Yuri Shkuro on Tracing Distributed Systems Using Jaeger
01 Oct 2024 (3 months ago)
Tracing and Observability
- OpenTracing is a standardized API used to instrument code for tracing data, similar to a logging API. (1m5s)
- Jaeger is a tracing backend that implements the OpenTracing API, enabling applications instrumented with OpenTracing to send data to Jaeger. (1m31s)
Jaeger vs. Zipkin
- Jaeger and Zipkin are similar in functionality, but Jaeger has additional features like adaptive sampling and advanced visualization tools. (4m23s)
- Jaeger was chosen over Zipkin because Zipkin uses a proprietary API that would lock users into their system. Jaeger uses a standardized API that allows for flexibility. (5m49s)
Tracing in Complex Systems
- Companies with large and complex systems, such as Uber, require tracing to understand the entirety of their systems. Using only metrics and logs would not be sufficient in understanding and troubleshooting issues in a system composed of many microservices. (8m6s)
- Simply implementing tracing does not mean that a company's observability problems are solved. Companies need to understand what issues they are trying to solve and how tracing can be used to solve them. (11m8s)
Benefits of Tracing
- At Uber, there is a proprietary aggregation system that continuously aggregates traces, which is instrumental in root cause analysis and outage mitigation. (11m20s)
- Jaeger can be used as a documentation tool for new engineers by providing an up-to-date system architecture. (12m12s)
Challenges of Implementing Tracing
- A significant challenge in implementing tracing is the organizational effort required, as the benefits of tracing are realized at an organizational level rather than at an individual service level. (15m59s)

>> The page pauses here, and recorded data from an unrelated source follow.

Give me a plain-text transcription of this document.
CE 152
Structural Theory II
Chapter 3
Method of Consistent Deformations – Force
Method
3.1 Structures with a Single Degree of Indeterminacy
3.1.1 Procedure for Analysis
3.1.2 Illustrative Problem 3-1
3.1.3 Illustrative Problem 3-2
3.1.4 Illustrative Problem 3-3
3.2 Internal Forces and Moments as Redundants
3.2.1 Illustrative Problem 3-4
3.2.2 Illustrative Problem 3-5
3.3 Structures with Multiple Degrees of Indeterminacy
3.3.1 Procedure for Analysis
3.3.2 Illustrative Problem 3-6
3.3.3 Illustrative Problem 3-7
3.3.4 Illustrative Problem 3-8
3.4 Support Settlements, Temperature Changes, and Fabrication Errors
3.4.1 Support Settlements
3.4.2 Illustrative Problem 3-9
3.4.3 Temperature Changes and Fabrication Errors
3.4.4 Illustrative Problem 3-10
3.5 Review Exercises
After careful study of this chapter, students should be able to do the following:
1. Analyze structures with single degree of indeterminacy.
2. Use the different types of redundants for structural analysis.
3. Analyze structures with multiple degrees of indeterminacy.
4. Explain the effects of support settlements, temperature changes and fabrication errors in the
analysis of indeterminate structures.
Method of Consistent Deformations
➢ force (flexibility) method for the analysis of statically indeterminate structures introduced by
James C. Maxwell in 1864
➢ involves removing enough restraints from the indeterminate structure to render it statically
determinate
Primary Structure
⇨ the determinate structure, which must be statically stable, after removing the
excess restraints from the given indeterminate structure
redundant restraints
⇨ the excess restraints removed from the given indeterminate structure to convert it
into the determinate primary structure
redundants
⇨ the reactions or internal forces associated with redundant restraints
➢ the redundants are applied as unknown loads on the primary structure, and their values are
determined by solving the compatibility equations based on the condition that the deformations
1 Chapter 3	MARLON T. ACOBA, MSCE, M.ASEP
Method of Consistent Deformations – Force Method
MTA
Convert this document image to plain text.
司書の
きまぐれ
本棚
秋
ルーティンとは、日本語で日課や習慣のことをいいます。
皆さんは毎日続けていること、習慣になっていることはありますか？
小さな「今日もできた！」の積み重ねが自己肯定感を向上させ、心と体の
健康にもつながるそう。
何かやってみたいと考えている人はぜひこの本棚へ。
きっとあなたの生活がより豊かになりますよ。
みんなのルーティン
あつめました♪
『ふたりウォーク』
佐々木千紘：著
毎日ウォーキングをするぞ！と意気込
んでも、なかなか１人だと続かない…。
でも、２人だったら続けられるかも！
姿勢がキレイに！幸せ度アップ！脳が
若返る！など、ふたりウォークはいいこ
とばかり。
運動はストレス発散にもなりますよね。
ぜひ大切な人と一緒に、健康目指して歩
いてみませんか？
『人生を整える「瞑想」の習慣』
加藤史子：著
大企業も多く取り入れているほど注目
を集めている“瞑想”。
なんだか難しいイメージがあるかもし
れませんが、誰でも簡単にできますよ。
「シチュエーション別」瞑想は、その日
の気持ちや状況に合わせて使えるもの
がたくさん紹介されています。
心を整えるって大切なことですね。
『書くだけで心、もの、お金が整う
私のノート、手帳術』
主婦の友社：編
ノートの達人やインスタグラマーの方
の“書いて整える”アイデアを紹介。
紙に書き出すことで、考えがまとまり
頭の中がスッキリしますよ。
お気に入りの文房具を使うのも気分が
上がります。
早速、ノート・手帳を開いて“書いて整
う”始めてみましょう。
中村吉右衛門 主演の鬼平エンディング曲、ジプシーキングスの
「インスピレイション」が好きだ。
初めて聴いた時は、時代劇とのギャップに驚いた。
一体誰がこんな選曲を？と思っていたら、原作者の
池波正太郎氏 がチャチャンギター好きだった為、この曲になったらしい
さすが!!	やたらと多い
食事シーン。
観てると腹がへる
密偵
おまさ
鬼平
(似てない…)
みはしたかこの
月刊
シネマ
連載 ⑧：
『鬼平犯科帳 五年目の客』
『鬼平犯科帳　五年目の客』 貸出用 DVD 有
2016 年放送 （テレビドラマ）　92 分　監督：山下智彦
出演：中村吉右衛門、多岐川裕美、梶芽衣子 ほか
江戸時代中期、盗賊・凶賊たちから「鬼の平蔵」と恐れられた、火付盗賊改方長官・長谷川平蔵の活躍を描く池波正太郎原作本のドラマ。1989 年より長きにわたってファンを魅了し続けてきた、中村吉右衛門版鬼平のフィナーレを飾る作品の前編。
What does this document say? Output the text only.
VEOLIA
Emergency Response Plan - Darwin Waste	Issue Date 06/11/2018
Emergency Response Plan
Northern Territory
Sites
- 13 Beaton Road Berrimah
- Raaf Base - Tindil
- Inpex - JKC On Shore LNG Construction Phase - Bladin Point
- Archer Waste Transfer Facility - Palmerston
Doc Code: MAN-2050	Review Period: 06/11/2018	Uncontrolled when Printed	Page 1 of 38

- The biggest challenge of implementing tracing in distributed systems is getting instrumentation in all the right places across an organization. (16m37s)
- A continuous challenge with tracing is achieving 100% coverage for all services, especially in large organizations with microservices often written in a variety of languages and frameworks. (18m10s)
Context Propagation
- While service meshes can help with tracing, they do not eliminate the need for context propagation within applications, as correlating inbound and outbound requests in real-time requires applications to pass tracing context. (18m34s)
- Context propagation, which involves carrying a correlation ID throughout a request's journey across microservices, is highly dependent on the programming language used. (20m20s)
- Thread locals do not work out of the box and require special instrumentation of the concurrency primitive so that the context is properly transferred. (21m56s)
Jaeger's Capabilities
- Jaeger generates billions of traces a day even with heavy sampling rates. (23m2s)
- Uber has built an internally used closed source tool that helps isolate problems in system architecture during outages by comparing traces with errors to an aggregated model of successful traces. (25m15s)
Serverless Tracing
- Serverless tracing with Jaeger is conceptually similar to microservice tracing, with practical considerations for service identity and reporting spans due to the absence of sidecar deployments. (27m3s)
Jaeger's Roadmap
- Jaeger's roadmap includes a new visualization tool called Deep Dependency Graphs, which provides a more comprehensive view of service dependencies by analyzing the entire request path. (28m31s)
- An adaptive sampling feature is being developed for Jaeger, aiming to dynamically adjust sampling rates based on service and operation traffic volume to optimize data collection. (29m40s)